Diyastol sırasında ventriküller gevşediğinde diyastolik "artık basıncın" korunması özellikle önemlidir. Minimum diyastolik kan basıncı, küçük arterlerin, arteriyollerin ve arteriyel kılcal damarların sürekli bir kan akışı ile beslenmesini ve geri dönüşü olmayan bir şekilde çöküp birbirine yapışmamasını sağlar. Kan basıncı zirvelerini yumuşatma yeteneği, genellikle Windkessel işlevi olarak adlandırılır, çünkü aort duvarı ventriküler diyastol sırasında tekrar kasılır ve lümeni düşürerek kan basıncının korunmasını sağlar.
Kısmen pasif olan, ancak aynı zamanda vasküler kasların hormonal kontrollü kasılmaları yoluyla aktif elementler içeren bir süreçtir. Abdominal aortun ikinci görevi olan oksijenden zengin arteryel kanın organlara ve dokulara dağıtılması, dallanan arterler yoluyla pasif olarak gerçekleşir. Boyutlarının her biri gereksinimlere göre uyarlanmıştır.
Hastalıklar
Abdominal aortla ilgili en yaygın şikayetler, damar duvarının esnekliğindeki değişikliklerden veya abdominal arterin enine kesitinin lokal olarak daralması veya genişlemesinden kaynaklanır. Arterioskleroz olarak da bilinen aort duvarının elastikiyetinin azalması, arter duvarındaki çeşitli maddelerin plaklarından kaynaklanır.

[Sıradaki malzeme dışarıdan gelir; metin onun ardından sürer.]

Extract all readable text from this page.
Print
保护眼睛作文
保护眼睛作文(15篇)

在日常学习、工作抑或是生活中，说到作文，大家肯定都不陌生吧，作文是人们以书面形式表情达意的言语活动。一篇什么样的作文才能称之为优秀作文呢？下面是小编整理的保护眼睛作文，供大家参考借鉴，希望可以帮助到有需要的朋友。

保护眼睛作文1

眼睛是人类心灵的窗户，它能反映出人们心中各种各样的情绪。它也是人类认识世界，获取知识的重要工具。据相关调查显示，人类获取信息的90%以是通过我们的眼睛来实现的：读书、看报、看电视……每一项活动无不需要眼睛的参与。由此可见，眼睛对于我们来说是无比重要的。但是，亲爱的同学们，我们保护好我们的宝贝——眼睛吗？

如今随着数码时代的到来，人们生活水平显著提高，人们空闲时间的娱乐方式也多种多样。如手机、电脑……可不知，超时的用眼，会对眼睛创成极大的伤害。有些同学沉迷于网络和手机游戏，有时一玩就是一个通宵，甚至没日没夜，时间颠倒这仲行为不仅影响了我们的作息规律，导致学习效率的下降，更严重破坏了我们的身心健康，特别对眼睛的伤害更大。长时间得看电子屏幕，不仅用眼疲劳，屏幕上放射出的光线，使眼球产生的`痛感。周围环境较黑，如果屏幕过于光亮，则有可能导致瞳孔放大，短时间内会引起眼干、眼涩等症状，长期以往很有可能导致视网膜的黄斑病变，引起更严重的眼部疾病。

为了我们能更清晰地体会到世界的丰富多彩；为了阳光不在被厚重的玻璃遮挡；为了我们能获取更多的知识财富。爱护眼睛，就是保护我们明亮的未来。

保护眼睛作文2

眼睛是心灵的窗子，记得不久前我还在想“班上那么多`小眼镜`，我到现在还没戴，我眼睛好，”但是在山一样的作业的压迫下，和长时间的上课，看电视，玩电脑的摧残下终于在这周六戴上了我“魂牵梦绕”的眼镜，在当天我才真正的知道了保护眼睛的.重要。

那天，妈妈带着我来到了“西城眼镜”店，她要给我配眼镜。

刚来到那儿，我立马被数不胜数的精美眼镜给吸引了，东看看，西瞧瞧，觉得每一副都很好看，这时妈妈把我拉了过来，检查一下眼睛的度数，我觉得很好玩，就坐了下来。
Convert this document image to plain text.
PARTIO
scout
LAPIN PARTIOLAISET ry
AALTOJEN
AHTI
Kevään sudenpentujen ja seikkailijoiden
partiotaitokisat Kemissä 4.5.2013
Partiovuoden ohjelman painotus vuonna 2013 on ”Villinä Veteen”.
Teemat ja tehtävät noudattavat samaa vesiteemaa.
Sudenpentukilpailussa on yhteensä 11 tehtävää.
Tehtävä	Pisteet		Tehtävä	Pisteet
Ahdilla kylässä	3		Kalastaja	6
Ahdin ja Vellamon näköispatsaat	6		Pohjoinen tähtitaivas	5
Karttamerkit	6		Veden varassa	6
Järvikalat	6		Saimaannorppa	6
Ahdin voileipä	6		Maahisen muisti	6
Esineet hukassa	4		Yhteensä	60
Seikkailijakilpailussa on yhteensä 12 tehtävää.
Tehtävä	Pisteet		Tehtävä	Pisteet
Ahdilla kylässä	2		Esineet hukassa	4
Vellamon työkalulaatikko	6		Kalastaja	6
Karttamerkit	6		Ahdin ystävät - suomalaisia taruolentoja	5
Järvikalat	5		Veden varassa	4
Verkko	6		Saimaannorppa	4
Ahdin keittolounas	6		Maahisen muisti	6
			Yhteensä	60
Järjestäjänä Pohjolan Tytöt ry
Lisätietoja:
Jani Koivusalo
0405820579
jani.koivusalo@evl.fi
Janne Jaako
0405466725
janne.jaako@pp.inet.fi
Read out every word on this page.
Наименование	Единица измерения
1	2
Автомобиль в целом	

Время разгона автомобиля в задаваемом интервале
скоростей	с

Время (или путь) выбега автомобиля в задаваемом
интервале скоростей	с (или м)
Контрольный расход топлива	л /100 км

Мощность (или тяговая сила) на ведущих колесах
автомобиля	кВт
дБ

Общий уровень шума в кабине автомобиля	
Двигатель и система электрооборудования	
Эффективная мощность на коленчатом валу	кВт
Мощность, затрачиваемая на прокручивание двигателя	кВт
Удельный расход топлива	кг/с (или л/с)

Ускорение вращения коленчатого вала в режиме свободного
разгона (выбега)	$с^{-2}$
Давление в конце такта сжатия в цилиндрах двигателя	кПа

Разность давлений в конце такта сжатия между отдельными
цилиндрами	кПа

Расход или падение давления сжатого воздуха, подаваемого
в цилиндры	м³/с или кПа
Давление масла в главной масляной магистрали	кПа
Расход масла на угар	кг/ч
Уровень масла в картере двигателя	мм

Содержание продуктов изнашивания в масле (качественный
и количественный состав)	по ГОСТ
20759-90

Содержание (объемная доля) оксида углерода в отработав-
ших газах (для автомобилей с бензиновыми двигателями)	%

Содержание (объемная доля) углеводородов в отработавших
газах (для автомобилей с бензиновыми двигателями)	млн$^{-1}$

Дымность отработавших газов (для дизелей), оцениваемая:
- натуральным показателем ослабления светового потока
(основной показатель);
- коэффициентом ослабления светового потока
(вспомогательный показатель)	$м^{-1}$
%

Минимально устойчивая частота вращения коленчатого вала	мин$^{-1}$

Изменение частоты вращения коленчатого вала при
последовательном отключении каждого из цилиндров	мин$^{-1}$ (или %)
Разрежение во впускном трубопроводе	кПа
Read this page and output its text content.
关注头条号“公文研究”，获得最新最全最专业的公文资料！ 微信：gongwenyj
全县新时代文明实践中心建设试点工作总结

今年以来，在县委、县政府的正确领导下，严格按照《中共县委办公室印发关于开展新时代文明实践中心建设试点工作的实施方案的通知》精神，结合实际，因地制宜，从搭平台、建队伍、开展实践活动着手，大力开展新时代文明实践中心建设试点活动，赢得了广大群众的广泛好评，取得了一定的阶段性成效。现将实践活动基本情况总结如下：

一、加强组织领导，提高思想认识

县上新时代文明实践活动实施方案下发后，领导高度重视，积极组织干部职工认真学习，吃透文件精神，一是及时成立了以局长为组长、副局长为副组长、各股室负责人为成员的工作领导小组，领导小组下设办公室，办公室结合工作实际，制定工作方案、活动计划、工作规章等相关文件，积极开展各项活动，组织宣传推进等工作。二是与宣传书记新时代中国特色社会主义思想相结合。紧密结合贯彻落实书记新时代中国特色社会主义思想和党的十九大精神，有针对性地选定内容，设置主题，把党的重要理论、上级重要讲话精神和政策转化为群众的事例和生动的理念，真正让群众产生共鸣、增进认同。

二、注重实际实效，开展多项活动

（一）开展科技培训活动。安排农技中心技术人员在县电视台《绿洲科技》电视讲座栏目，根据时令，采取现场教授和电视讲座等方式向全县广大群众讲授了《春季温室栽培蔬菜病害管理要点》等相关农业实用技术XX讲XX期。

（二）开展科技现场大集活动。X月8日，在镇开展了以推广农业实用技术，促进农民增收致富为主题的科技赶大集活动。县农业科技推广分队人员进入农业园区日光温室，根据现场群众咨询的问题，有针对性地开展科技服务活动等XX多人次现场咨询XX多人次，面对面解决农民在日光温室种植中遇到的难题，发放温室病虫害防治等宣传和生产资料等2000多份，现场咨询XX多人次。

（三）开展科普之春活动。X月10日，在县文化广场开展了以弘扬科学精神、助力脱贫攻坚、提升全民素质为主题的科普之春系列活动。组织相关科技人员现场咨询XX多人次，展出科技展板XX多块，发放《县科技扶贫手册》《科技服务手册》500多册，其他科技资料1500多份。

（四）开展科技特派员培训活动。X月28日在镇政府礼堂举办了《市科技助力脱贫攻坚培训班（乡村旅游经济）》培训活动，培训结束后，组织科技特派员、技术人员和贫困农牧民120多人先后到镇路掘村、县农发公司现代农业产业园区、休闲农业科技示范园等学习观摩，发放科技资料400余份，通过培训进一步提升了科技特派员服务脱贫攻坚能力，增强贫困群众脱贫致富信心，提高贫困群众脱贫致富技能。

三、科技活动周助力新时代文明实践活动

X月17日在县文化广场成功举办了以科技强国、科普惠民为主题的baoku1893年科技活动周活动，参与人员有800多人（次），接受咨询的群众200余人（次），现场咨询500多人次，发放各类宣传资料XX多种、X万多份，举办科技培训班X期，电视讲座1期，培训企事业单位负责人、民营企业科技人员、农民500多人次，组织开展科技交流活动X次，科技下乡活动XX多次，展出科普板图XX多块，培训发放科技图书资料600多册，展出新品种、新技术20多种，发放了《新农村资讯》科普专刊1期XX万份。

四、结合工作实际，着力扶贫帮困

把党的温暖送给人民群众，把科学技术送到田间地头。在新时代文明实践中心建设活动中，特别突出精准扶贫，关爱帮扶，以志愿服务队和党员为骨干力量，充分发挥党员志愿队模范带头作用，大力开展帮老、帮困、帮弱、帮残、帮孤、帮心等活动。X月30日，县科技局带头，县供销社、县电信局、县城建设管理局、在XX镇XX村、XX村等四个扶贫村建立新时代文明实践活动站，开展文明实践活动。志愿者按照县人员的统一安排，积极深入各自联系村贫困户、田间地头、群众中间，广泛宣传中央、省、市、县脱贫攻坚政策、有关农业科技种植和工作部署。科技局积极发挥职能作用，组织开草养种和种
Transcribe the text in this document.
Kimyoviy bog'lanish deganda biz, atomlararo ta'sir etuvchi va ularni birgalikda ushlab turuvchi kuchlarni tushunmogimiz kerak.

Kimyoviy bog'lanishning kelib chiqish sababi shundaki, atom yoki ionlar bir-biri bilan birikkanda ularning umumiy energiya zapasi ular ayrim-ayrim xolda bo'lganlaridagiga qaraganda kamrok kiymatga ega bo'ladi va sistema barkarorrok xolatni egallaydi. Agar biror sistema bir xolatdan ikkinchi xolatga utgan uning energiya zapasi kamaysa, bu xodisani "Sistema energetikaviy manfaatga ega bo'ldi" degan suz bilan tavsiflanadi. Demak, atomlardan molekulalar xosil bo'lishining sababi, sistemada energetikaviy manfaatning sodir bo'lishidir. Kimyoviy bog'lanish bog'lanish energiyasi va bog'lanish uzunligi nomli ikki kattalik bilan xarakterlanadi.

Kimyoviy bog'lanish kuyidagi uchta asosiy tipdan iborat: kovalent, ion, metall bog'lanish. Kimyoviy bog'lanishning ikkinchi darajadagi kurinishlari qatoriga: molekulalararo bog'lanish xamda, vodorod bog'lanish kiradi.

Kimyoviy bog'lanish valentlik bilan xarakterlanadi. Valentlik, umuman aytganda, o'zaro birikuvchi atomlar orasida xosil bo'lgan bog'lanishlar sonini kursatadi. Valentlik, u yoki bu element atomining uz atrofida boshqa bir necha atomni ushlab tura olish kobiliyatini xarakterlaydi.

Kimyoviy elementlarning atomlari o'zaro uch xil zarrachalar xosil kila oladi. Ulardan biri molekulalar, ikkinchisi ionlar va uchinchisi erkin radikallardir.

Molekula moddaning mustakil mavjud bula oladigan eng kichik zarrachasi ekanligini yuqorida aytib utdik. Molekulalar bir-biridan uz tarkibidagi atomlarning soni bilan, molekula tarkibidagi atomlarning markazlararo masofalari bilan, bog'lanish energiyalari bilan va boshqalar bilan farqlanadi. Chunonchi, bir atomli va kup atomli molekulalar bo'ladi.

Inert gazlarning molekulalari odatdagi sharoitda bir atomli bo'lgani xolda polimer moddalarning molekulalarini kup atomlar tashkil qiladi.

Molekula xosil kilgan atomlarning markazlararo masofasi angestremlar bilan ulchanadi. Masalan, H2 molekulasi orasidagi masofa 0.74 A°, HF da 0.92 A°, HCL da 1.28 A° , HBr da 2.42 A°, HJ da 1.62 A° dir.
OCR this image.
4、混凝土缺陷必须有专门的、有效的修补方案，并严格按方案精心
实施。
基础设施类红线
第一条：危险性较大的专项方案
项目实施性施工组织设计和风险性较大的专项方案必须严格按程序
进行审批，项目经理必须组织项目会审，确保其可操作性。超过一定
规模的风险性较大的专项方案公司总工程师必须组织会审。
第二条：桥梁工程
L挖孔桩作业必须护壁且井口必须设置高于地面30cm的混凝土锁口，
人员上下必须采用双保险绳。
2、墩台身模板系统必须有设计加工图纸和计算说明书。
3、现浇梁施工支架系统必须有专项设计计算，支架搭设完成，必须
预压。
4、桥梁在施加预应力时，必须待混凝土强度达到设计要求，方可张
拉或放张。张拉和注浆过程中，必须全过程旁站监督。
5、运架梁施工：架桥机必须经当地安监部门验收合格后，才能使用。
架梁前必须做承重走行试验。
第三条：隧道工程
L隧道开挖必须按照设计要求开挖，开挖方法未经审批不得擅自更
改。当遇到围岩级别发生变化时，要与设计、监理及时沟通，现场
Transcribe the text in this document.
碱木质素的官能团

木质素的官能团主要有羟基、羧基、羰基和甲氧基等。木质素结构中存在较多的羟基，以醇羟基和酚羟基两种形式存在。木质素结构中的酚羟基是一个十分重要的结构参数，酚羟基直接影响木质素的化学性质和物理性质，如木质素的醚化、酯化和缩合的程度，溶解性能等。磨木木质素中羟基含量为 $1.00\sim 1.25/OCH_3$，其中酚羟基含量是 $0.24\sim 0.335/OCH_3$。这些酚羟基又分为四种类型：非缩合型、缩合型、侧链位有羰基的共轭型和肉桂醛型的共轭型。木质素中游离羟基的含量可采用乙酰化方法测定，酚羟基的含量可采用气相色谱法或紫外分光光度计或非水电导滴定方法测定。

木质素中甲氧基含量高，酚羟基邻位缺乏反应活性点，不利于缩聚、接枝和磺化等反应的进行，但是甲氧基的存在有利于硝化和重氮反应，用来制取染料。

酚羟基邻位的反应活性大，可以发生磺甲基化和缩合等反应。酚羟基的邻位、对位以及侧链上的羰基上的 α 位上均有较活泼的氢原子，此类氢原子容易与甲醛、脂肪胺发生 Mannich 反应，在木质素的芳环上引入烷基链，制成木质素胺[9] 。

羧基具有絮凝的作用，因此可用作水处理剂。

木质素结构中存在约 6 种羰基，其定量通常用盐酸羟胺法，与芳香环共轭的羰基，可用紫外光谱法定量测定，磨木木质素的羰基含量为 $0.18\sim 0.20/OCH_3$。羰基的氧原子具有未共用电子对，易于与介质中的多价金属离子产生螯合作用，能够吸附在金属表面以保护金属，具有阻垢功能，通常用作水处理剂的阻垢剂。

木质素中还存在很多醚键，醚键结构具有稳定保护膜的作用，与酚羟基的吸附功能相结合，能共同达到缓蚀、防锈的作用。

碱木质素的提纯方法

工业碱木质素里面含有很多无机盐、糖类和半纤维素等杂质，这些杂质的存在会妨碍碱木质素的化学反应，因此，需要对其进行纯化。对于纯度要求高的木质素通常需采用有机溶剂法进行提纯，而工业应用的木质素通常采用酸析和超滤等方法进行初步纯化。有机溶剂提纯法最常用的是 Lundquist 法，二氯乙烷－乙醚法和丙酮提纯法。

Plaklar belirli bir boyuta ulaştığında damarların lümenine doğru çıkıntı yaparlar. Aort duvarını sertleştirmenin yanı sıra, arterde yerel bir darboğaza neden olurlar ve bu da tam bir tıkanıklığa, yani enfarkta dönüşebilir. Nadir durumlarda abdominal aortta çok farklı nedenleri olabilen tehlikeli bir şişkinlik, anevrizma oluşabilir. Erken evrelerde hemen hemen hiç belirti vermez, bu nedenle bu tür anevrizmalar daha çok tesadüfen keşfedilir. Tehlike, şiddetli iç kanamanın eşlik ettiği olası bir anevrizma yırtılmasında yatmaktadır.
Aortun iç duvarı yırtıldığında başka bir sorun ortaya çıkabilir, çünkü yırtılma intima ve medya arasında kanamaya yol açabilir, böylece aort diseksiyonu, intima ve medya (anevrizma dissecans aorta) arasında bir ayrılma meydana gelebilir. Nadir durumlarda, aort genetik kusurlardan etkilenebilir. Takayasu arteriti gibi otoimmün hastalıkların da abdominal aort ile ilişkili olduğu bilinmektedir.